Die Blasmusik spielt apokalyptisch Sax’n,
und keiner weiß, wer hier noch nass.
Pre-Refrain 2
Da kracht der Donner aus dem Darm,
die Luft wird dick, der Himmel warm.
Die Untoten steh’n im Bierzelt auf,
und röhren laut im Gasgebrauch!
Refrain
OKTOBERPEST! – Prost und Verderb!
Die Hölle riecht nach Sauerkraut und Herbst!

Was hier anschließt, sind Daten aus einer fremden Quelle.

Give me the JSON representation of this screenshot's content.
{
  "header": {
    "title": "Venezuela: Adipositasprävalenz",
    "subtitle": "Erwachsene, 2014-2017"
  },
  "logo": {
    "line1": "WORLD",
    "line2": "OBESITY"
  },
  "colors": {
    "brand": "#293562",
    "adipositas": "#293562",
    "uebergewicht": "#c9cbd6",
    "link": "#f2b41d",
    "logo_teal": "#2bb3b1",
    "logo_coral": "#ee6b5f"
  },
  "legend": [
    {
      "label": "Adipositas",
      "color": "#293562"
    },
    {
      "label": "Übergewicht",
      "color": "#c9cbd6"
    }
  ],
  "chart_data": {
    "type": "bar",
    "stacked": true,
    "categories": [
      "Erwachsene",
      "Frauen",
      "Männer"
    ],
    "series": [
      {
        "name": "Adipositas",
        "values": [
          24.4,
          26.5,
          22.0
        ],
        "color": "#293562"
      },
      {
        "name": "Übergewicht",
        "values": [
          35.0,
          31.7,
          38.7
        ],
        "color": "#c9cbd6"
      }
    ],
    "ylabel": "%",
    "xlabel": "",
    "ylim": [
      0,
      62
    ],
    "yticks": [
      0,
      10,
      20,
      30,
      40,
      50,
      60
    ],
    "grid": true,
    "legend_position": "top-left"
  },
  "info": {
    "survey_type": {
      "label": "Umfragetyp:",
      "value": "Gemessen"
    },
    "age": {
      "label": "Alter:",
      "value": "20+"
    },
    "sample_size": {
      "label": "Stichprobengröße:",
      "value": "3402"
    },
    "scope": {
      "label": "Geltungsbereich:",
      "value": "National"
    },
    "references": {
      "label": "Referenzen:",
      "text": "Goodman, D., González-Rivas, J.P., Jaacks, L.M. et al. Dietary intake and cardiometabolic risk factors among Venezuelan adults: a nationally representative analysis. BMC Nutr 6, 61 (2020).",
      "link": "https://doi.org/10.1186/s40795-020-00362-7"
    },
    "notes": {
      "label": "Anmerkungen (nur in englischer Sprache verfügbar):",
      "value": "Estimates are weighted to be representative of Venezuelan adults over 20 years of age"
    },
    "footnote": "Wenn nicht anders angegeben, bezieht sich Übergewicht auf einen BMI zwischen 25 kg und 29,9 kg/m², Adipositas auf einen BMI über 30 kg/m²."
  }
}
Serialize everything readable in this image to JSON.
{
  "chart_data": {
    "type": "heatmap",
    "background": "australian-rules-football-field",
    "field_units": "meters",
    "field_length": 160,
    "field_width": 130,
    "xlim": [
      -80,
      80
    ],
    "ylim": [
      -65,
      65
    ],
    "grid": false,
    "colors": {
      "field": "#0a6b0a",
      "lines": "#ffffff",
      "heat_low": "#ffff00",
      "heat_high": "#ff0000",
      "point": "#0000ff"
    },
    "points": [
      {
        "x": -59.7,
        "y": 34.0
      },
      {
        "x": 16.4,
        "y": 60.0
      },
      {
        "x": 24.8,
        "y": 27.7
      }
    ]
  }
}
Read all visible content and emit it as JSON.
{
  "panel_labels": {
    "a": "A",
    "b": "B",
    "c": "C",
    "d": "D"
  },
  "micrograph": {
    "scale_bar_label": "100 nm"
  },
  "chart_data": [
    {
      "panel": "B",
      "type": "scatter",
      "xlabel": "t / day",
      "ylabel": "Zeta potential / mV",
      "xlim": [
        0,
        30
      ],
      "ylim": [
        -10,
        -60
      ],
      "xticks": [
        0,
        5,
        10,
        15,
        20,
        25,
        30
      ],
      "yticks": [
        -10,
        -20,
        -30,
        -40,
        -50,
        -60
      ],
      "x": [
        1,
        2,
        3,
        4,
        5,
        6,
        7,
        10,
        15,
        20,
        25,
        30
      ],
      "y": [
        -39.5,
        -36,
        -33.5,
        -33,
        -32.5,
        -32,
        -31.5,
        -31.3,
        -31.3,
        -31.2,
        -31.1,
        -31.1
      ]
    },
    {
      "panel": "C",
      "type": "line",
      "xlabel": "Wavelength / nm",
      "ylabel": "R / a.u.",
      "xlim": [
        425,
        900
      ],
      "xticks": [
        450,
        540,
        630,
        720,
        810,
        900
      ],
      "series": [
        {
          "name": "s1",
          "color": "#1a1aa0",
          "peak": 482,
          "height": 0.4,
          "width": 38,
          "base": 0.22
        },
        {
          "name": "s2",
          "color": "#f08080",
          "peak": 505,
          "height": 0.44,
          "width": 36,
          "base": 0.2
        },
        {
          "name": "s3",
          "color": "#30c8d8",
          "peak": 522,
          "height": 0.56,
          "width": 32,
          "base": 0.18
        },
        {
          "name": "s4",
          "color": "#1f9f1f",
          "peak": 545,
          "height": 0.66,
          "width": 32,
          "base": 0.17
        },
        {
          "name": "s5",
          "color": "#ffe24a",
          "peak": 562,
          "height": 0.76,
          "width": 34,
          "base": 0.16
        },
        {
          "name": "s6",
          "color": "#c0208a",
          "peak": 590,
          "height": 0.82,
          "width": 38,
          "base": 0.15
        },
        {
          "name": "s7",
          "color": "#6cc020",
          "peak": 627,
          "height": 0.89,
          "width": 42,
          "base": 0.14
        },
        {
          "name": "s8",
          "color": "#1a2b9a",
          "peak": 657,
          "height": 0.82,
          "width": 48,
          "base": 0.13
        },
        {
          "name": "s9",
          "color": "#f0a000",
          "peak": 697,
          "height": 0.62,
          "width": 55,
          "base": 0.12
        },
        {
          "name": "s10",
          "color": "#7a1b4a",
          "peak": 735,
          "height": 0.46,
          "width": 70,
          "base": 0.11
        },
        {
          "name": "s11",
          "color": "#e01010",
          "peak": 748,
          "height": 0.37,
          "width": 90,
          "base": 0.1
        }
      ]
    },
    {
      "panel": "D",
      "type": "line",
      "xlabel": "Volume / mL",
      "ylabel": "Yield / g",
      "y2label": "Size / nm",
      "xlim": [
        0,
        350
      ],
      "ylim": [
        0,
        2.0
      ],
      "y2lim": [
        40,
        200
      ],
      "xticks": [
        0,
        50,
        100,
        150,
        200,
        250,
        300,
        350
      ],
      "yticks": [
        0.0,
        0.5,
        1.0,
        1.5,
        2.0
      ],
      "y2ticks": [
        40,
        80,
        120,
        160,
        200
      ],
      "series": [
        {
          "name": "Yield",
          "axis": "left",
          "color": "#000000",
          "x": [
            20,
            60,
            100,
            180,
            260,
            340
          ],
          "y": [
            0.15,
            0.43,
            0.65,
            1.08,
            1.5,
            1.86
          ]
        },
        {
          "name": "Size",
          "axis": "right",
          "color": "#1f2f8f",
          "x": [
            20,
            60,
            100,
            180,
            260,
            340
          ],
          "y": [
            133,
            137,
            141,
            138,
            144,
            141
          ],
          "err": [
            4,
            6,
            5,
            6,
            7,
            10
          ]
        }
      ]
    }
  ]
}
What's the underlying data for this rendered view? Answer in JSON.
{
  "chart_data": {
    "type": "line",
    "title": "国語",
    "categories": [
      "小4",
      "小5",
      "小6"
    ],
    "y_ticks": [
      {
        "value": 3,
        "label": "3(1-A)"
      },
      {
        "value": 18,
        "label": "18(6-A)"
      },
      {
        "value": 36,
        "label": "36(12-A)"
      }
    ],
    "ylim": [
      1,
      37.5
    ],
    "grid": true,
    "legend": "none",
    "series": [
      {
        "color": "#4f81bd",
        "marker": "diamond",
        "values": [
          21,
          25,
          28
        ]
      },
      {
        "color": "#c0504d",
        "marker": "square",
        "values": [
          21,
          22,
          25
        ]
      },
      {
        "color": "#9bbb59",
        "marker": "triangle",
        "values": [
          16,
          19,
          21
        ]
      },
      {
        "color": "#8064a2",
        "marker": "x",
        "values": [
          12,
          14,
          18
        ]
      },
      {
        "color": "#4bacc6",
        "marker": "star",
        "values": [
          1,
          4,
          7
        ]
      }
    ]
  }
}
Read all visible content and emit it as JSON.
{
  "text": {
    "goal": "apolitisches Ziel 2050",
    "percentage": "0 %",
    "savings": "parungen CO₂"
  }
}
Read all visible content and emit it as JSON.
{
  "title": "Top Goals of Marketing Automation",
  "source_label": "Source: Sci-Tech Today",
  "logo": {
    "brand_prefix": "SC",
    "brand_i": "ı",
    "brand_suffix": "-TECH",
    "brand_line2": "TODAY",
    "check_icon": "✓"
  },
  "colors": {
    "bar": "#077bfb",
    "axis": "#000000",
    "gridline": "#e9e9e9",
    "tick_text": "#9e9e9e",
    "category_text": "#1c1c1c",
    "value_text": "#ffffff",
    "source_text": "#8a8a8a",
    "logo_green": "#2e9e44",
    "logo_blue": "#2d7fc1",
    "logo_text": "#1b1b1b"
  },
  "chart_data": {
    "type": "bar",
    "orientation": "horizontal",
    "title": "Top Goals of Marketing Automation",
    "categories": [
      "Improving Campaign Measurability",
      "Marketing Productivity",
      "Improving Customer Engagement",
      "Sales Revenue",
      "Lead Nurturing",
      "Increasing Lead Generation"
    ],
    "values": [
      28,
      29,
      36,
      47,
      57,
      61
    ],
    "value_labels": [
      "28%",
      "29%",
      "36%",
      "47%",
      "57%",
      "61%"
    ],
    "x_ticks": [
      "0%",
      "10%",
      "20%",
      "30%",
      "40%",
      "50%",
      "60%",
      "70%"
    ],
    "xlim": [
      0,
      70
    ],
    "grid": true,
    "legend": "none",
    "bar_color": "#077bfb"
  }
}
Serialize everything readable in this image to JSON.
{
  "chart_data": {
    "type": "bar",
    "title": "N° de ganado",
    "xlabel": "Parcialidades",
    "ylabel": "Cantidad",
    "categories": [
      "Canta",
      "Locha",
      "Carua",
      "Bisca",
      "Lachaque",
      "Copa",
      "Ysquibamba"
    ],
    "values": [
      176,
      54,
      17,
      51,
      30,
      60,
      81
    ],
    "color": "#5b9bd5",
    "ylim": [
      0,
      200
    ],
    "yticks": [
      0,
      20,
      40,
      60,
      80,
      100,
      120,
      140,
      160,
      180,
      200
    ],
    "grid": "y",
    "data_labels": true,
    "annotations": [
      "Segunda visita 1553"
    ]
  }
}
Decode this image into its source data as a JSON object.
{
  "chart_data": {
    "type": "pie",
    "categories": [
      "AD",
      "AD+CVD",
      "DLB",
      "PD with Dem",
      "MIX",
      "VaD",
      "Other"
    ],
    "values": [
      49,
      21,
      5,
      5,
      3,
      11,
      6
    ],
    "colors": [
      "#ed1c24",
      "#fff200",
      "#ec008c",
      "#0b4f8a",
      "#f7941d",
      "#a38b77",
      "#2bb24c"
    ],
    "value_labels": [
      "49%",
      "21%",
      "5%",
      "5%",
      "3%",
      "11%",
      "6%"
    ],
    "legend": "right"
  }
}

OKTOBERPEST! – Der Maß ist leer,
doch deine Seele gärt noch mehr!
Bridge – gesprochener Part, Horrorstil
„Ich schwör’, ich trank nur eine Halbe…
Warum kriecht die Wurst?!“
– Blub, Rülps, Knall –
„O Gott, sie kommen aus dem Darmzelt!“
Breakdown
BLUB! BLUB! BLUB!
Der Boden klebt, der Himmel brüllt,
das Bier ist tot, der Krug erfüllt!
SCHNAPP! RÜLP! KNACK!
Ein letzter Furz, ein letzter Schlag –
Oktoberfest? Nein, OKTOBERPEST!
Refrain – Finale
OKTOBERPEST! – Die Welt im Bauch!
Ein Dämon furzt im Hendlrauch!
OKTOBERPEST! – Das letzte Fass,
verflucht in Bier und Unterlass!
Outro
Die Sonne steigt, der Morgen stinkt,
die Menschheit röchelt, lacht und trinkt.
Denn wer zu tief ins Maßglas schaut,
dem wird vom Leben schlecht – und laut!